La candidatura de Salvador Allende a la Presidencia, su mandato desde La Moneda y, finalmente, su suicidio, el 11 de septiembre de 1973, tuvieron incontables canciones de homenaje en Chile y el extranjero, en español y otros idiomas (si hasta The Clash debe sumarse a ese recuento). La épica colectiva de su candidatura, la firmeza de sus reformas, la amenaza en torno a sus derrotas y la tragedia de su caída cuentan con una banda sonora original que complementa cualquier relato que quiera hacerse en torno a esos mil días. Salvador Allende es, por lejos, el ex mandatario chileno con más versos y melodías compuestos en su memoria. Tal como acogió su promesa, la canción chilena acompañó también su drama y su fatalidad.

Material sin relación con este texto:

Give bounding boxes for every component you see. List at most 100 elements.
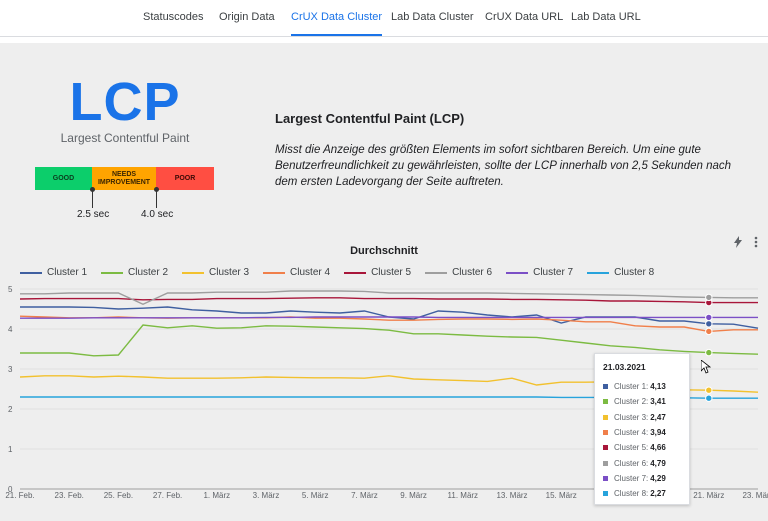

Marisol García es periodista, y se ha especializado en música popular y canción chilena. Ha escrito y editado numerosos libros, entre los que destacan Canción Valiente. 1960-1989. Canto social y político en Chile (Ediciones B, 2013), Llora, corazón. El latido de la canción cebolla (Catalonia/CIP-UDP, 2017), Claudio Arrau (Hueders, 2018) y Lucho Gatica (Hueders/SCD, 2018). Además, es coeditora del sitio MusicaPopular.cl y parte del equipo que organiza el festival IN-EDIT, que se concentra en la exhibición de documentales y cine musical.

 

 

[1] La Quinta Rueda 4, ene.-feb. 1973.

[2] Ricardo García, “La Nueva Canción Chilena perdió el ritmo”, Ramona 18, 29 feb. De 1972, 12-14.

[3] Ver lista en <www.musicapopular.cl/biblioteca/genero/nueva-cancion-chilena>.

[4] «La Nueva Canción Chilena es un hecho», El Musiquero 168, 22 jun. de 1972, 12-13.